3. BÖLÜM (Bizim kütüphaneci)

40.4K 221 50
                                    

Sırtıma değen yumuşaklık ile iyice uykum geldi ve kendi karanlığımla boğuşmaya başladım.

Hafifçe gözlerimi araladım. Yerimden doğruluk esnedim. Çok güzel uyumuştum ve bu güzel uyku üzerime tatlı bir tembellik ve uyuşukluk vardı. Gözümün kenarına bir ışık ilişti. Kafamı çevirip ışığın kaynağına baktım. Baktığım an Gözlerimin yuvalarından çıkması aynı zaman oldu. Beni taşıyan genç adam baş ucumda kitap okuyordu. Endişeyle etrafa bakınmaya başladım. Küçük bir odadaydım duvarlar beton yerler ahşaptandı. Fazlasıyla boş bir yerdi. Odanın duvarlarının dörtte üçü kitaplarla doluydu. Bu bana hala kütüphanede olabileceğimi düşündürdü. Onlar dışında odada bir lamba, tek kişilik koltuk ve üzerinde yattığım yatak vardı. Yatağın baş ucuna konulmuş koltuğa yayılmış oturan adama baktım. Sanki uyandığımın farkında değilmiş gibi yapıyordu. Oysa uyanalı çok olmuştu ve fazlasıyla ses çıkarmıştım.

Ayaklarımı aşşağıya sarkıttım. Bu haraketim ile yataktan yüksek bir gıcırtı çıktı. Yüzümü buruşturdum. Gözümü adama diktim. Bu kadar ses karşısında insan kafasını kaldırıp bir bakardı. Ama o hala gözünü kitaba dikmekle yetindi. Yüzünün atltı kafasını eğdiği için karanlıkta kalıyordu. Bir bacağını diğerinin üstüne atmış gayet rahat bir şekilde oturuyordu. Ona biraz daha bakmaya devam ettikten sonra yalandan öksürdüm. Kafasını kaldırıp bana baktı. Hayattan bezmiş gibi.

"Sonunda uyandım bir an seni öldürdüğümü düşündüm." Şaşırmıştım, demek suratıma hayvan gibi kapı çarpan oydu. Gözlerimle etrafı tekrar taradıktan sonra ona dönüp.
"Ben Nerdeyim? " Diye sordum.
"Merak etme kütüphanedeki eski depolardan birindesin."
"Depo mu? Ama burda yatak ve koltuk var." Bana salak mışım gibi baktı.
"Varlar çünkü boş vakitlerimde ve hafta içinde burda kalıyorum. Şimdi sorgulaman bittiyse seni odana bırakıyım." Bunu öyle bir ses tonuyla söylemiştiki kemiklerimin donduğunu hissettim. Fazlasıyla mesafeli ve soğuktu. İçimin titrediğini hissettim. Zaten burda rahatsızdım şimdi odadan kaçma isteğim dahada artmıştı. Ayaklarımı yere basıp kalktım.
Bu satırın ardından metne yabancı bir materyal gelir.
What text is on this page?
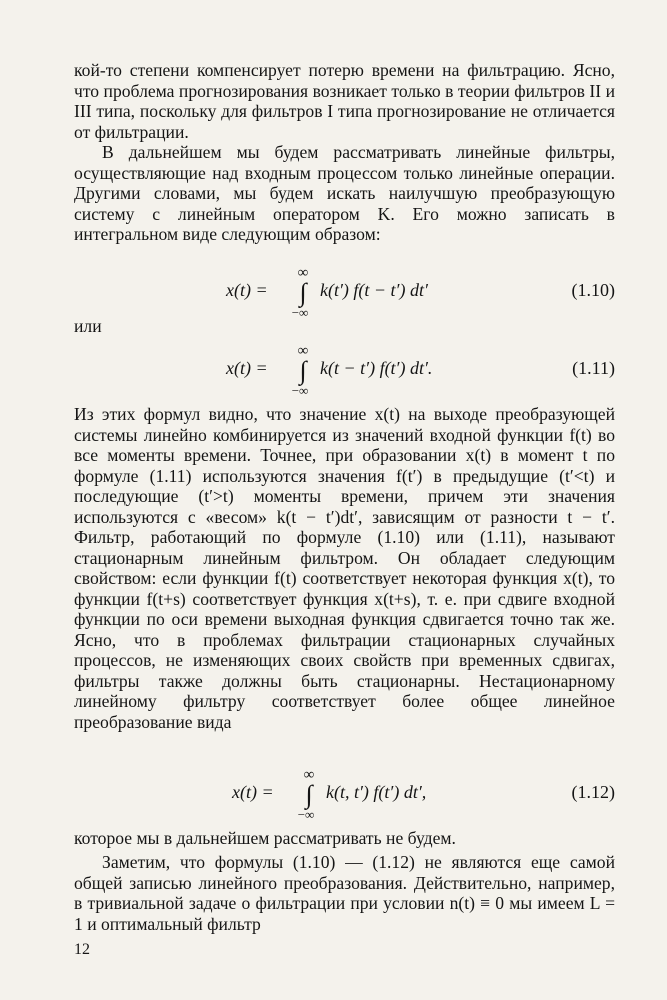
кой-то степени компенсирует потерю времени на фильтрацию. Ясно, что проблема прогнозирования возникает только в теории фильтров II и III типа, поскольку для фильтров I типа прогнозирование не отличается от фильтрации.

В дальнейшем мы будем рассматривать линейные фильтры, осуществляющие над входным процессом только линейные операции. Другими словами, мы будем искать наилучшую преобразующую систему с линейным оператором K. Его можно записать в интегральном виде следующим образом:

x(t) =
∞
∫
−∞
k(t′) f(t − t′) dt′	(1.10)
или
x(t) =
∞
∫
−∞
k(t − t′) f(t′) dt′.	(1.11)

Из этих формул видно, что значение x(t) на выходе преобразующей системы линейно комбинируется из значений входной функции f(t) во все моменты времени. Точнее, при образовании x(t) в момент t по формуле (1.11) используются значения f(t′) в предыдущие (t′<t) и последующие (t′>t) моменты времени, причем эти значения используются с «весом» k(t − t′)dt′, зависящим от разности t − t′. Фильтр, работающий по формуле (1.10) или (1.11), называют стационарным линейным фильтром. Он обладает следующим свойством: если функции f(t) соответствует некоторая функция x(t), то функции f(t+s) соответствует функция x(t+s), т. е. при сдвиге входной функции по оси времени выходная функция сдвигается точно так же. Ясно, что в проблемах фильтрации стационарных случайных процессов, не изменяющих своих свойств при временных сдвигах, фильтры также должны быть стационарны. Нестационарному линейному фильтру соответствует более общее линейное преобразование вида

x(t) =
∞
∫
−∞
k(t, t′) f(t′) dt′,	(1.12)

которое мы в дальнейшем рассматривать не будем.

Заметим, что формулы (1.10) — (1.12) не являются еще самой общей записью линейного преобразования. Действительно, например, в тривиальной задаче о фильтрации при условии n(t) ≡ 0 мы имеем L = 1 и оптимальный фильтр

12
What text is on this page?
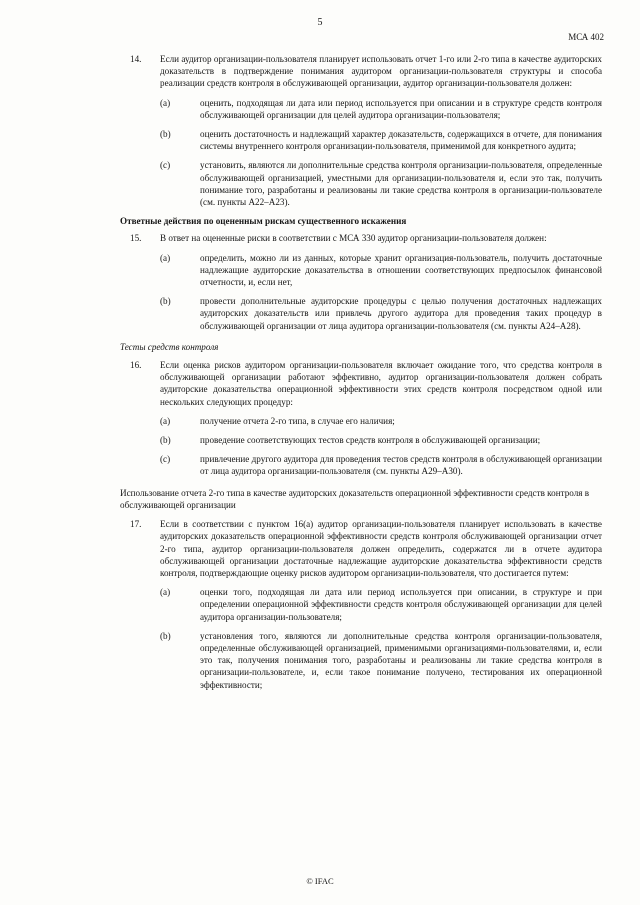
5
МСА 402
14. Если аудитор организации-пользователя планирует использовать отчет 1-го или 2-го типа в качестве аудиторских доказательств в подтверждение понимания аудитором организации-пользователя структуры и способа реализации средств контроля в обслуживающей организации, аудитор организации-пользователя должен:
(a)	оценить, подходящая ли дата или период используется при описании и в структуре средств контроля обслуживающей организации для целей аудитора организации-пользователя;
(b)	оценить достаточность и надлежащий характер доказательств, содержащихся в отчете, для понимания системы внутреннего контроля организации-пользователя, применимой для конкретного аудита;
(c)	установить, являются ли дополнительные средства контроля организации-пользователя, определенные обслуживающей организацией, уместными для организации-пользователя и, если это так, получить понимание того, разработаны и реализованы ли такие средства контроля в организации-пользователе (см. пункты A22–A23).
Ответные действия по оцененным рискам существенного искажения
15. В ответ на оцененные риски в соответствии с МСА 330 аудитор организации-пользователя должен:
(a)	определить, можно ли из данных, которые хранит организация-пользователь, получить достаточные надлежащие аудиторские доказательства в отношении соответствующих предпосылок финансовой отчетности, и, если нет,
(b)	провести дополнительные аудиторские процедуры с целью получения достаточных надлежащих аудиторских доказательств или привлечь другого аудитора для проведения таких процедур в обслуживающей организации от лица аудитора организации-пользователя (см. пункты A24–A28).
Тесты средств контроля
16. Если оценка рисков аудитором организации-пользователя включает ожидание того, что средства контроля в обслуживающей организации работают эффективно, аудитор организации-пользователя должен собрать аудиторские доказательства операционной эффективности этих средств контроля посредством одной или нескольких следующих процедур:
(a)	получение отчета 2-го типа, в случае его наличия;
(b)	проведение соответствующих тестов средств контроля в обслуживающей организации;
(c)	привлечение другого аудитора для проведения тестов средств контроля в обслуживающей организации от лица аудитора организации-пользователя (см. пункты A29–A30).
Использование отчета 2-го типа в качестве аудиторских доказательств операционной эффективности средств контроля в обслуживающей организации
17. Если в соответствии с пунктом 16(а) аудитор организации-пользователя планирует использовать в качестве аудиторских доказательств операционной эффективности средств контроля обслуживающей организации отчет 2-го типа, аудитор организации-пользователя должен определить, содержатся ли в отчете аудитора обслуживающей организации достаточные надлежащие аудиторские доказательства эффективности средств контроля, подтверждающие оценку рисков аудитором организации-пользователя, что достигается путем:
(a)	оценки того, подходящая ли дата или период используется при описании, в структуре и при определении операционной эффективности средств контроля обслуживающей организации для целей аудитора организации-пользователя;
(b)	установления того, являются ли дополнительные средства контроля организации-пользователя, определенные обслуживающей организацией, применимыми организациями-пользователями, и, если это так, получения понимания того, разработаны и реализованы ли такие средства контроля в организации-пользователе, и, если такое понимание получено, тестирования их операционной эффективности;
© IFAC
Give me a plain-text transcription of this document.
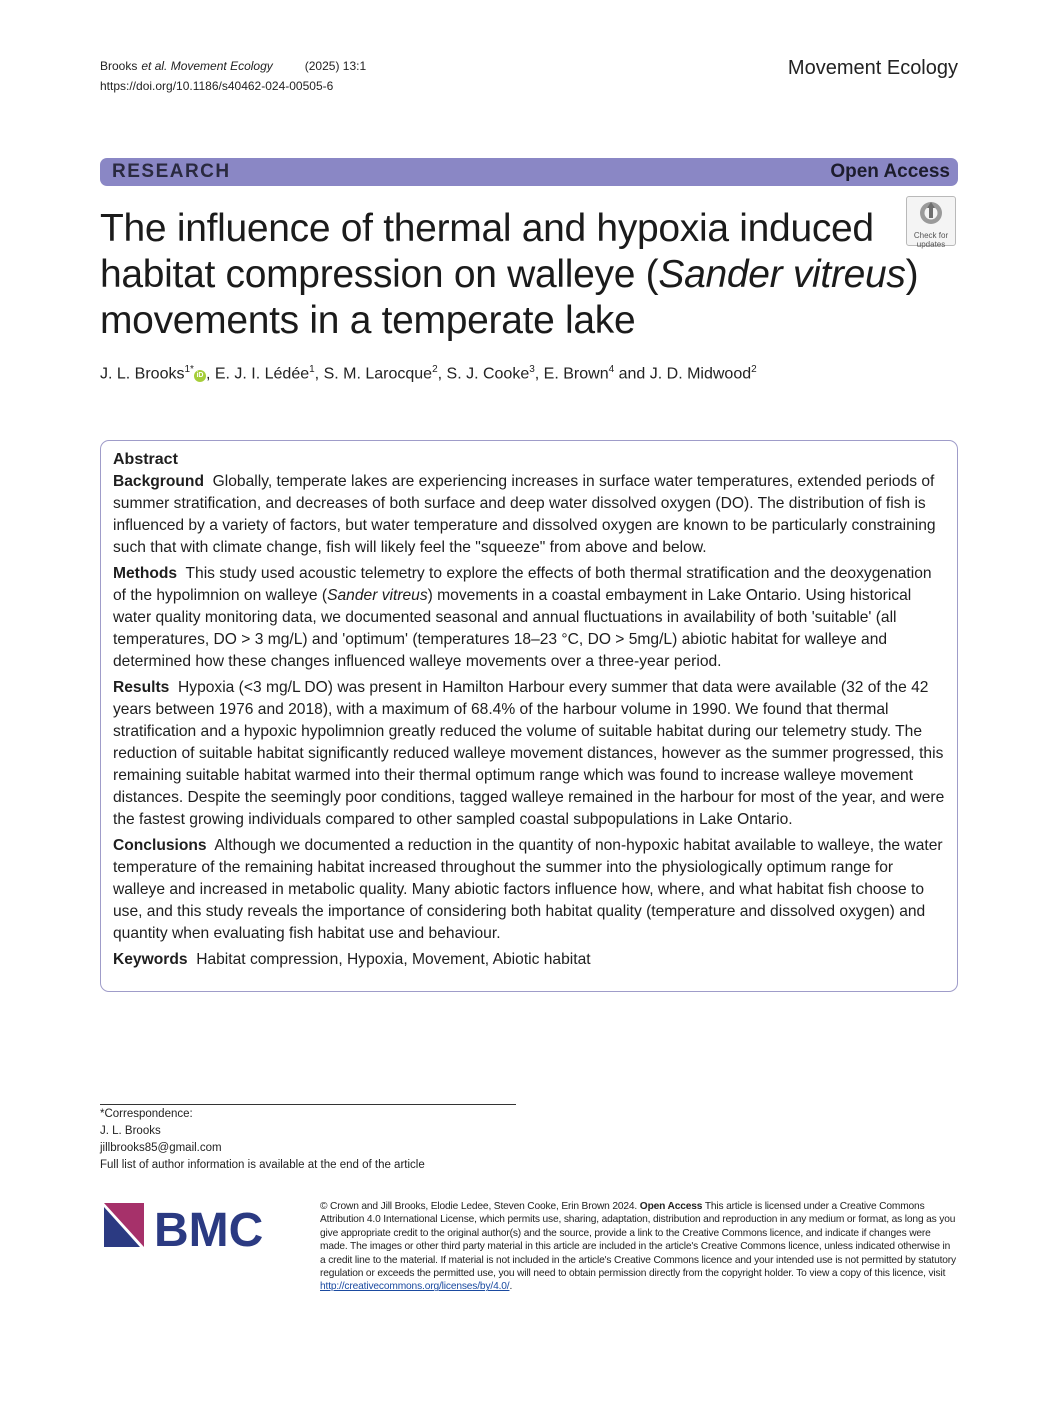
Brooks et al. Movement Ecology	(2025) 13:1
https://doi.org/10.1186/s40462-024-00505-6
Movement Ecology
RESEARCH	Open Access
The influence of thermal and hypoxia induced habitat compression on walleye (Sander vitreus) movements in a temperate lake
Check for
updates
J. L. Brooks$^{1*}$iD , E. J. I. Lédée$^1$, S. M. Larocque$^2$, S. J. Cooke$^3$, E. Brown$^4$ and J. D. Midwood$^2$
Abstract

Background Globally, temperate lakes are experiencing increases in surface water temperatures, extended periods of summer stratification, and decreases of both surface and deep water dissolved oxygen (DO). The distribution of fish is influenced by a variety of factors, but water temperature and dissolved oxygen are known to be particularly constraining such that with climate change, fish will likely feel the "squeeze" from above and below.

Methods This study used acoustic telemetry to explore the effects of both thermal stratification and the deoxygenation of the hypolimnion on walleye (Sander vitreus) movements in a coastal embayment in Lake Ontario. Using historical water quality monitoring data, we documented seasonal and annual fluctuations in availability of both 'suitable' (all temperatures, DO > 3 mg/L) and 'optimum' (temperatures 18–23 °C, DO > 5mg/L) abiotic habitat for walleye and determined how these changes influenced walleye movements over a three-year period.

Results Hypoxia (<3 mg/L DO) was present in Hamilton Harbour every summer that data were available (32 of the 42 years between 1976 and 2018), with a maximum of 68.4% of the harbour volume in 1990. We found that thermal stratification and a hypoxic hypolimnion greatly reduced the volume of suitable habitat during our telemetry study. The reduction of suitable habitat significantly reduced walleye movement distances, however as the summer progressed, this remaining suitable habitat warmed into their thermal optimum range which was found to increase walleye movement distances. Despite the seemingly poor conditions, tagged walleye remained in the harbour for most of the year, and were the fastest growing individuals compared to other sampled coastal subpopulations in Lake Ontario.

Conclusions Although we documented a reduction in the quantity of non-hypoxic habitat available to walleye, the water temperature of the remaining habitat increased throughout the summer into the physiologically optimum range for walleye and increased in metabolic quality. Many abiotic factors influence how, where, and what habitat fish choose to use, and this study reveals the importance of considering both habitat quality (temperature and dissolved oxygen) and quantity when evaluating fish habitat use and behaviour.

Keywords Habitat compression, Hypoxia, Movement, Abiotic habitat

*Correspondence:
J. L. Brooks
jillbrooks85@gmail.com
Full list of author information is available at the end of the article
BMC	© Crown and Jill Brooks, Elodie Ledee, Steven Cooke, Erin Brown 2024. Open Access This article is licensed under a Creative Commons Attribution 4.0 International License, which permits use, sharing, adaptation, distribution and reproduction in any medium or format, as long as you give appropriate credit to the original author(s) and the source, provide a link to the Creative Commons licence, and indicate if changes were made. The images or other third party material in this article are included in the article's Creative Commons licence, unless indicated otherwise in a credit line to the material. If material is not included in the article's Creative Commons licence and your intended use is not permitted by statutory regulation or exceeds the permitted use, you will need to obtain permission directly from the copyright holder. To view a copy of this licence, visit http://creativecommons.org/licenses/by/4.0/.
Kapıya doğru bir iki adım atmıştımki başım döndü. Galiba uzun süredir yatakta yatıyordum. Elimi başıma götürüp sendeledim. Tutunucak birşey arıyordum ki elimi biri tuttu ve ben yere düşücekten çekti. Kafamı zorlukla kaldırıp beni kendine çeken bedene baktım. O yeşil gözleri bana buzulları andırıyordu. Yüzüme doğru eğildi. Napıcamı şaşırmıştım. Onu itip kendimi geriye çektim.
"Ne yaptığını sanıyorsun sen?!" Kendini bilmez mantıksız insanları hiç sevmezdim. Kaslarını kaldırıp
"Ne yapıyormuşum?" Diye igmalı bakışlar attı.
"Sen... sen yüzüme doğru eğilince şey zannettim." Bana pis pis gülerek. "Ne zannettin?"
Bu sözleri beni sinirlendirmişti. Hem yüzüme öpücekmiş gibi eğiliyor hemde benle dalga geçiyor.
"Seni adam zannetmiştim!" Kaslarını daha da kaldırıp gür bir kahkaha attı.
"Ahh sizin gibi bücürlerin hayal güçleri fazla çalışıyor." Kafasıyla kapıyı işaret etti.
"Önüme düş. Seni odana bırakıcam."
"Yok. Gerek yok ben kendim giderim." Kapıya doğru dönüp hızlı adımlar atmaya başladım. Kolumu tutup beni durdurdu. Yüzüne bakınca ifadesiz olduğunu gördüm. Bu beni sebepsiz yere korkutmuştu.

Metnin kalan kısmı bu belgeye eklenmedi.